Можно ли интенсивность любовной страсти выразить количественно-цифровым способом? Катулл, помнится, похвалялся своей удалью: «…Меня поджидай и приготовься / Девять кряду со мной сомкнуть объятий». Корбах у Аксенова после цитированной выше сцены «думал с тупым удовлетворением, как сильно он побил собственный рекорд». А до того «после каждой эякуляции… а их было уже тридцать (sic! — В. Н.) — его фаллос немедленно возвращался в боевое положение». Да… Не сексолог я и степень достоверности данного эксцесса оценивать ни в коем случае не берусь: бывают, в конце концов, и арбузы в семьсот рублей, и курьеров, в принципе, можно разослать тридцать пять тысяч. Речь о другом: столь яркие количественные показатели едва ли понадобились бы автору, будь отношения Корбаха и Норы прописаны психологически тщательно, будь здесь побогаче спектр эмоционально-парадоксальных оттенков.

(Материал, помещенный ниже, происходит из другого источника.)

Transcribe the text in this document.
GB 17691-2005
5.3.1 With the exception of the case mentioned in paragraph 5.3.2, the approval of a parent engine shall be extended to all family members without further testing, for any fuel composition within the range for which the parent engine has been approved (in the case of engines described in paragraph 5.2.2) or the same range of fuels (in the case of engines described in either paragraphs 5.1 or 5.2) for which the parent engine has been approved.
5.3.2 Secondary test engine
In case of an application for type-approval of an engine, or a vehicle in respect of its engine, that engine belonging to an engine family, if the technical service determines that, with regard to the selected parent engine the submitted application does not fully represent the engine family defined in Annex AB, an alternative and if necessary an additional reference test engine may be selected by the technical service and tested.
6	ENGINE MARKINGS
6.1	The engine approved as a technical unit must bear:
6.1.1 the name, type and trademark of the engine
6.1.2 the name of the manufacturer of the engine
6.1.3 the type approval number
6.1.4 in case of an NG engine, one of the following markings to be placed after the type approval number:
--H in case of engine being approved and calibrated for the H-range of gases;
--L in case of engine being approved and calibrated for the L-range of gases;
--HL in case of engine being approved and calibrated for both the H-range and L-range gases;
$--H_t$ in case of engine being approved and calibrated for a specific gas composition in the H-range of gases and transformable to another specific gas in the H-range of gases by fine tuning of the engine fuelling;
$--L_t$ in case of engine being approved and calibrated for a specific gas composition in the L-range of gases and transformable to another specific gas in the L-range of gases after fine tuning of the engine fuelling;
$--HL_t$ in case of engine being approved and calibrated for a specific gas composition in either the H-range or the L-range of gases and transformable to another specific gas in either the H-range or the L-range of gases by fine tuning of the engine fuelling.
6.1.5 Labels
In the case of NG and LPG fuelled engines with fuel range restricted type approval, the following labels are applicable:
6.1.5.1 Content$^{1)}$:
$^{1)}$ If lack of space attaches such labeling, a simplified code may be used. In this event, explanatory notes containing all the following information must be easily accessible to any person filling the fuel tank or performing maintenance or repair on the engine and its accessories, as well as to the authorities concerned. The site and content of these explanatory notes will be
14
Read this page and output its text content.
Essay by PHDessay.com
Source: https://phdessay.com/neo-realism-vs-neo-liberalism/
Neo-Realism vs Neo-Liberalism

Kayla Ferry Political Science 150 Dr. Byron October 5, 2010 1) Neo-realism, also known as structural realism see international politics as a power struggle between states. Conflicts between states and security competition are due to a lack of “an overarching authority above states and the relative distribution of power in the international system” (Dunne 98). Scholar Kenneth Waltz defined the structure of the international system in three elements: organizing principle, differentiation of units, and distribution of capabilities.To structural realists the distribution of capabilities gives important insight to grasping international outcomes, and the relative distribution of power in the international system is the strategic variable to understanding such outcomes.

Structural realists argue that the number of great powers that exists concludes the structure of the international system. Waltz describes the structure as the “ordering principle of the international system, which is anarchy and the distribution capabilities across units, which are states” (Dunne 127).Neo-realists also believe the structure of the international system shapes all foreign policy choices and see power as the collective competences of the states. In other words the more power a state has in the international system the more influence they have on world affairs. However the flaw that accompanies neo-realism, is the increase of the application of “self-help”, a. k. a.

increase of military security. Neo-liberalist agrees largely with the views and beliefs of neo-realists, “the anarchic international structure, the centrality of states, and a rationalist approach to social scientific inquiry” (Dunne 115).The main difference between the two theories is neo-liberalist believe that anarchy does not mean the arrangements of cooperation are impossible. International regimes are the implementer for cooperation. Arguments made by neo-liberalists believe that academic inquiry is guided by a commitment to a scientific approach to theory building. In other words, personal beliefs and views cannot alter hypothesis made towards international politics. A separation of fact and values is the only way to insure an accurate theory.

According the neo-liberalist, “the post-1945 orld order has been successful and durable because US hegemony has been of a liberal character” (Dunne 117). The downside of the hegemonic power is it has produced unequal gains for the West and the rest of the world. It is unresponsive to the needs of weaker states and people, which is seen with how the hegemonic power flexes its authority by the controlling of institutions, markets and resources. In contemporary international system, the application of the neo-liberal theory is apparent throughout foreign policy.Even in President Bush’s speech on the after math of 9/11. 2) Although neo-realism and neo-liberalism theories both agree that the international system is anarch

У Владимира Маканина эротическая тема возникает в последнем его романе как будто исподволь, но постепенно обретает большую властную силу. Фельдшерица Татьяна Савельевна; поэтесса, политическая активистка и алкоголичка Вероника; швея Зинаида; «калека со второго этажа», хромоножка с приветом от Достоевского и с говорящей фамилией Тася Сестряева; безымянная «поблядушка лет двадцати»; Леся Дмитриевна Воинова — бывшая партийная доцентша, лютовавшая в брежневские времена, а ныне ставшая никем; «шустрая бабенка» Галина Анатольевна; медсестра Маруся; женщина по фамилии Каштанова — лет тридцати, «с огромной грудью, свисавшей под свитером, кажется, до паха»… Не пропустил ли я кого, составляя донжуанский список маканинского героя?
Все перечисленные героини не просто вступают со всеядным Петровичем в сексуальный контакт — они тащат на себе композиционный ритм очень длинного и трудного для чтения романа, компенсируя избыток квазиинтеллектуальных богемных бесед и ужасов карательной психиатрии. Полное доверие вызывают и самоотверженная забота героя о Веронике, и его идущая вразрез с «идеологией» внезапная любовь к старой и больной «коммуняке» Лесе Дмитриевне.
На фоне таких добротных реалистических сцен, на мой взгляд, проигрывают события, данные в символическом регистре, — прежде всего два убийства, совершаемые героем. Роман не диссертация, и весьма любопытное размышление автора о разнице понимания самого феномена убийства в эпоху Пушкина и в эпоху Достоевского не отменяет необходимости внутренней мотивированности убийств как сюжетных событий. Убил просто так, как убивают в нашем веке каждый день, без раскольниковских рефлексий? Но зачем же тогда брать для этой функции героя, ничем, кроме рефлексии, не занимающегося? Почему жертвами оказываются именно криминальный кавказец и литературный стукач — типажи очень социально конкретные, отнюдь не символические? Жаль, что Петрович не удосужился с женщинами обсудить свои душегубские эксперименты. Ведь чуть было не исповедался он несчастной флейтистке Нате, но так и не успела она почему-то сыграть идейно-композиционную роль Сони Мармеладовой. И никому из вышеприведенного списка героинь автор тоже не доверил сомкнуть эротику с идеологией и сообщить цельность всему сюжету.
Семантика убийства действительно исторически меняется, и сюжетные метафоры Достоевского, как и вообще его центральную проблематику, в современный нарратив не перенести. У Достоевского, впрочем, были периферийные мотивы, намечавшие новую бездну смыслов, новые аспекты исследования человеческой природы. Вот, скажем, Свидригайлов отвечает Раскольникову, убежденному, что у Дуни ничего общего с этим человеком быть не может: «Вы правы, она меня не любит; но никогда не ручайтесь в делах, бывших между мужем и женой или любовником и любовницей. Тут есть всегда один уголок, который всегда всему свету остается неизвестен и который известен только им двум». Думаю, что русская проза XX века — при всех ее идейно-эстетических достоинствах — так и не удосужилась заглянуть в этот «уголок», что о «делах, бывших между», о соотношении мужского и женского сознания предстоит писать уже авторам века двадцать первого. Но сама недостаточность литературы нашего по-модернистски эгоцентрического и нарциссического литературного века особенно ощущается на его исходе.